1. 世界シェア6割の半導体材料がAIブームの受け皿に 営業利益率18%が視野
株価上昇の背景には、投資家がJX金属の事業がAIで加速すると考えていることが一因です。同社は2019年に長期ビジョンを策定し、半導体や情報通信向けの「フォーカス事業」に注力する方針を打ち出しました。かつては銅の精錬といった「ベース事業」が柱でしたが、汎用的な素材から高い付加価値が見込める機能材へ軸足を移しています。
看板商品の1つがスパッタリングターゲット(※)です。JX金蔵は半導体用で世界シェア6割を持っており、スパッタリングターゲットの素材となるタンタル粉も世界市場の過半を握ります。同社の製品は半導体製造装置メーカーから標準品に指定されるなど市場の信頼も厚く、高い技術力で競合の参入を防いでいます。
※スパッタリングターゲット…スパッタリングは成膜技術で、スパッタリングターゲットはその材料となる金属塊。真空環境でスパッタリングターゲットにイオンをぶつけ、弾き飛んだ金属の粒子を基盤に堆積させることで金属膜を形成する。

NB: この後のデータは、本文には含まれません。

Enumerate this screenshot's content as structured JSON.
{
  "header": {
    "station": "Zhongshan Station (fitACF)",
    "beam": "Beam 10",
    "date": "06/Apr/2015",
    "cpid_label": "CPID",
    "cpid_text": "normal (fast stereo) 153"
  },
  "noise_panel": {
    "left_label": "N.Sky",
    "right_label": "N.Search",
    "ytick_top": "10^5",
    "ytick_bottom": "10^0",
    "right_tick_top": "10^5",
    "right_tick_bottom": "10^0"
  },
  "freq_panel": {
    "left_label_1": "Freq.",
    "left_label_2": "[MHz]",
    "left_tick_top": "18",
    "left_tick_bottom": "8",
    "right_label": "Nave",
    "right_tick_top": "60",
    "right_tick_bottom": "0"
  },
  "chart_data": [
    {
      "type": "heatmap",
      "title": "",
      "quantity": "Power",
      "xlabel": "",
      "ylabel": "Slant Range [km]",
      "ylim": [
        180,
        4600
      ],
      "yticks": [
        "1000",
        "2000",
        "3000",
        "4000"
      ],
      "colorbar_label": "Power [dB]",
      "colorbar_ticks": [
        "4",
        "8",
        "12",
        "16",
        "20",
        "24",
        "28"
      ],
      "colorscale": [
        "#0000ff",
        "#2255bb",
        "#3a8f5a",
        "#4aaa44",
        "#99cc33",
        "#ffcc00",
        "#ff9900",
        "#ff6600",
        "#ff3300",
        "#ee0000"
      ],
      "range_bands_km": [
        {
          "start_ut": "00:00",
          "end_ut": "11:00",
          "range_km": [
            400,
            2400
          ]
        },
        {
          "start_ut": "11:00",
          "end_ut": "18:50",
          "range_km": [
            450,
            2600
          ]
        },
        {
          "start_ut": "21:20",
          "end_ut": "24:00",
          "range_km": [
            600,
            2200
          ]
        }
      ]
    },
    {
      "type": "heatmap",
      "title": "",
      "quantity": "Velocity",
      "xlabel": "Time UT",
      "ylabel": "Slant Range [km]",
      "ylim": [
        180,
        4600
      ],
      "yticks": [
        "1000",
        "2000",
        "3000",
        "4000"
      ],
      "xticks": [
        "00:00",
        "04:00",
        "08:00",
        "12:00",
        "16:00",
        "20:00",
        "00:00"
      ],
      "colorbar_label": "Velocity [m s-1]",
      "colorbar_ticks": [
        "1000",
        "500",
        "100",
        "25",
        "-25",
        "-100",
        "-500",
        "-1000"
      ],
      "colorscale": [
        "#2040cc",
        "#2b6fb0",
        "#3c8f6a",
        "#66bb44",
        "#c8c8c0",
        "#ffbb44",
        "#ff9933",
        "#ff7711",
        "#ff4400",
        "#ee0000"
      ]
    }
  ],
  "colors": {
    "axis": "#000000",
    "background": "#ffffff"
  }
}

そして、スパッタリングターゲットの需要はAIが押し上げています。AIサーバー向け半導体チップは大型で配線の多層化も求められることから、スパッタリングターゲットの消費も増える構図です。JX金属の業績も拡大しており、営業利益率は上場して初の決算公表となった2025年3月期に15.7%に達しました。今期(2026年3月期)においては、営業利益率は18.3%まで上昇する見込みです。
需要の増加に対し、JX金属は増産でこたえます。同社は2026年3月、ひたちなか新工場(茨城県)の増強を公表しました。同工場は2022年から開業準備を進める生産拠点で、最大1500億円規模の投資を計画しているところ、うち230億円を半導体用スパッタリングターゲットに振り向ける内容です。
追加投資の決定で、半導体用スパッタリングターゲットは生産能力が2023年度比1.6倍に高まる見通しとなりました。ひたちなか新工場は2026年3月末からの開業を予定しており、今回の増強分の本格稼働は2028年3月期の下期を予定します。